1. Do not mix heat with plastic. “Plastics are more likely to leach out of containers when heated,” says Gore. “Experts suggest avoiding putting plastic containers in the microwave or dishwashers with very hot water, for instance.” (Note from me: replace your plastic with glass and ditch the microwave altogether).
2. Ditch the plastic water bottle. When you’re on the go, Gore advises to sip water from either a reusable metal or glass water bottle. “Not only will you decrease leaching of chemicals (that can be obtained in a plastic bottle), you’ll also reduce your contribution to environmental plastic waste that is filling landfills and polluting our oceans.” However, if a plastic bottle of water is your only option, keep it out of the sun or a heated environment (like a hot yoga class) to avoid leaching. (Note from me: I LOVE Lifefactory glass water bottles. They also make baby bottles and glass "tupperware." lifefactory.com).
3. Scrub your produce. “Many pesticides are known EDCs,” she says. “Rinsing fruits and vegetables — tap water is fine — before eating can help to minimize exposure to these chemicals.” (Note from me: I use table salt and warm water to scrub my produce - works well and non-toxic).
4. Eat fresh over processed foods. “Processed foods may have additives, and the food may come into contact with containers or machinery that might result in some leaching. And if possible, avoid meats that come from animals treated with hormones or antibiotics.”
5. Store food in BPA-free glass or stainless steel bowls and containers. “Although some manufacturers have removed BPA from food and beverage storage containers, we do not always know what has replaced the BPA or whether it has been tested as an EDC."
5. Tidy up your home. “Keep your house clean.

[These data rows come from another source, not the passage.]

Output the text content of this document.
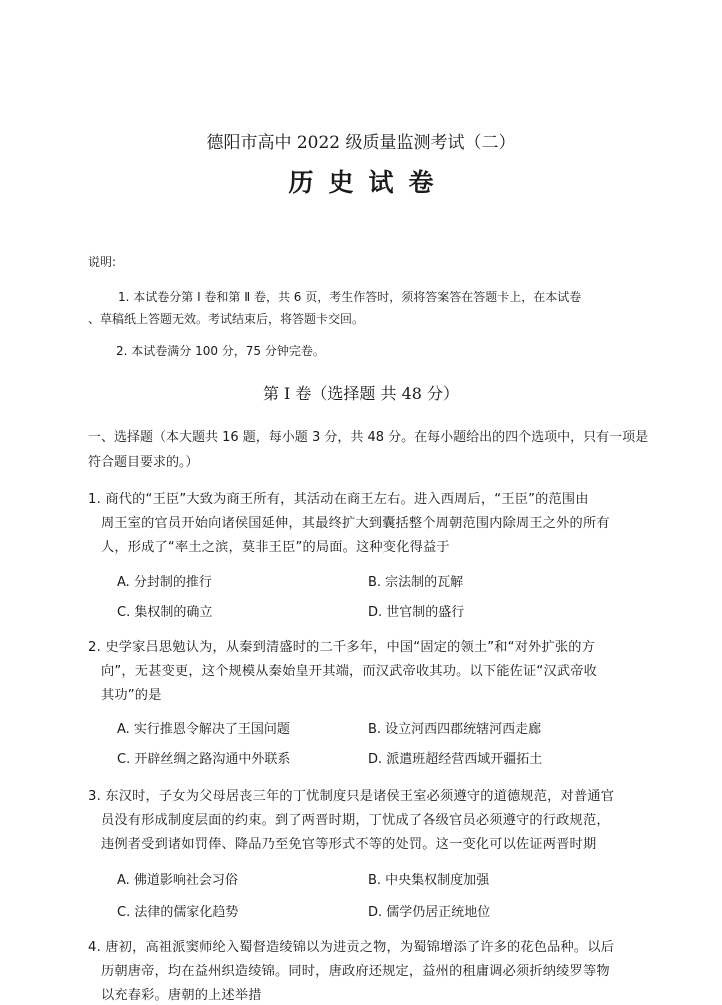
德阳市高中 2022 级质量监测考试（二）
历史试卷
说明:
1. 本试卷分第 Ⅰ 卷和第 Ⅱ 卷，共 6 页，考生作答时，须将答案答在答题卡上，在本试卷
、草稿纸上答题无效。考试结束后，将答题卡交回。
2. 本试卷满分 100 分，75 分钟完卷。
第 I 卷（选择题 共 48 分）
一、选择题（本大题共 16 题，每小题 3 分，共 48 分。在每小题给出的四个选项中，只有一项是
符合题目要求的。）
1. 商代的“王臣”大致为商王所有，其活动在商王左右。进入西周后，“王臣”的范围由
周王室的官员开始向诸侯国延伸，其最终扩大到囊括整个周朝范围内除周王之外的所有
人，形成了“率土之滨，莫非王臣”的局面。这种变化得益于
A. 分封制的推行	B. 宗法制的瓦解
C. 集权制的确立	D. 世官制的盛行
2. 史学家吕思勉认为，从秦到清盛时的二千多年，中国“固定的领土”和“对外扩张的方
向”，无甚变更，这个规模从秦始皇开其端，而汉武帝收其功。以下能佐证“汉武帝收
其功”的是
A. 实行推恩令解决了王国问题	B. 设立河西四郡统辖河西走廊
C. 开辟丝绸之路沟通中外联系	D. 派遣班超经营西域开疆拓土
3. 东汉时，子女为父母居丧三年的丁忧制度只是诸侯王室必须遵守的道德规范，对普通官
员没有形成制度层面的约束。到了两晋时期，丁忧成了各级官员必须遵守的行政规范，
违例者受到诸如罚俸、降品乃至免官等形式不等的处罚。这一变化可以佐证两晋时期
A. 佛道影响社会习俗	B. 中央集权制度加强
C. 法律的儒家化趋势	D. 儒学仍居正统地位
4. 唐初，高祖派窦师纶入蜀督造绫锦以为进贡之物，为蜀锦增添了许多的花色品种。以后
历朝唐帝，均在益州织造绫锦。同时，唐政府还规定，益州的租庸调必须折纳绫罗等物
以充春彩。唐朝的上述举措
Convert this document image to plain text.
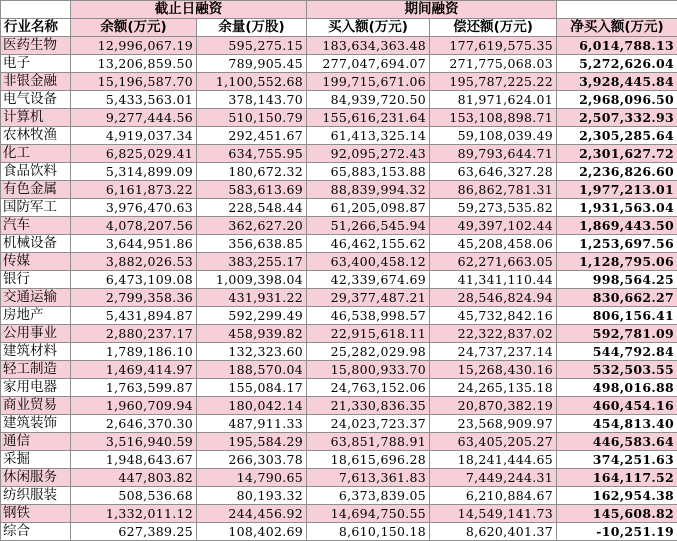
	截止日融资		期间融资		
行业名称	余额(万元)	余量(万股)	买入额(万元)	偿还额(万元)	净买入额(万元)
医药生物	12,996,067.19	595,275.15	183,634,363.48	177,619,575.35	6,014,788.13
电子	13,206,859.50	789,905.45	277,047,694.07	271,775,068.03	5,272,626.04
非银金融	15,196,587.70	1,100,552.68	199,715,671.06	195,787,225.22	3,928,445.84
电气设备	5,433,563.01	378,143.70	84,939,720.50	81,971,624.01	2,968,096.50
计算机	9,277,444.56	510,150.79	155,616,231.64	153,108,898.71	2,507,332.93
农林牧渔	4,919,037.34	292,451.67	61,413,325.14	59,108,039.49	2,305,285.64
化工	6,825,029.41	634,755.95	92,095,272.43	89,793,644.71	2,301,627.72
食品饮料	5,314,899.09	180,672.32	65,883,153.88	63,646,327.28	2,236,826.60
有色金属	6,161,873.22	583,613.69	88,839,994.32	86,862,781.31	1,977,213.01
国防军工	3,976,470.63	228,548.44	61,205,098.87	59,273,535.82	1,931,563.04
汽车	4,078,207.56	362,627.20	51,266,545.94	49,397,102.44	1,869,443.50
机械设备	3,644,951.86	356,638.85	46,462,155.62	45,208,458.06	1,253,697.56
传媒	3,882,026.53	383,255.17	63,400,458.12	62,271,663.05	1,128,795.06
银行	6,473,109.08	1,009,398.04	42,339,674.69	41,341,110.44	998,564.25
交通运输	2,799,358.36	431,931.22	29,377,487.21	28,546,824.94	830,662.27
房地产	5,431,894.87	592,299.49	46,538,998.57	45,732,842.16	806,156.41
公用事业	2,880,237.17	458,939.82	22,915,618.11	22,322,837.02	592,781.09
建筑材料	1,789,186.10	132,323.60	25,282,029.98	24,737,237.14	544,792.84
轻工制造	1,469,414.97	188,570.04	15,800,933.70	15,268,430.16	532,503.55
家用电器	1,763,599.87	155,084.17	24,763,152.06	24,265,135.18	498,016.88
商业贸易	1,960,709.94	180,042.14	21,330,836.35	20,870,382.19	460,454.16
建筑装饰	2,646,370.30	487,911.33	24,023,723.37	23,568,909.97	454,813.40
通信	3,516,940.59	195,584.29	63,851,788.91	63,405,205.27	446,583.64
采掘	1,948,643.67	266,303.78	18,615,696.28	18,241,444.65	374,251.63
休闲服务	447,803.82	14,790.65	7,613,361.83	7,449,244.31	164,117.52
纺织服装	508,536.68	80,193.32	6,373,839.05	6,210,884.67	162,954.38
钢铁	1,332,011.12	244,456.92	14,694,750.55	14,549,141.73	145,608.82
综合	627,389.25	108,402.69	8,610,150.18	8,620,401.37	-10,251.19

Also, plug holes under sinks and in the kitchen to minimize pests in order to avoid a need for chemical pesticides.” (Note from me: to make your own at-home sanitizer, use distilled water mixed with lavender or tea tree essential oils).
6. Take action. “Chemicals can be added into food storage containers without any required testing for safety,” explains Gore. “Therefore, contact your elected representatives to ask for improved testing of chemicals that are used in the food industry, before they are introduced.”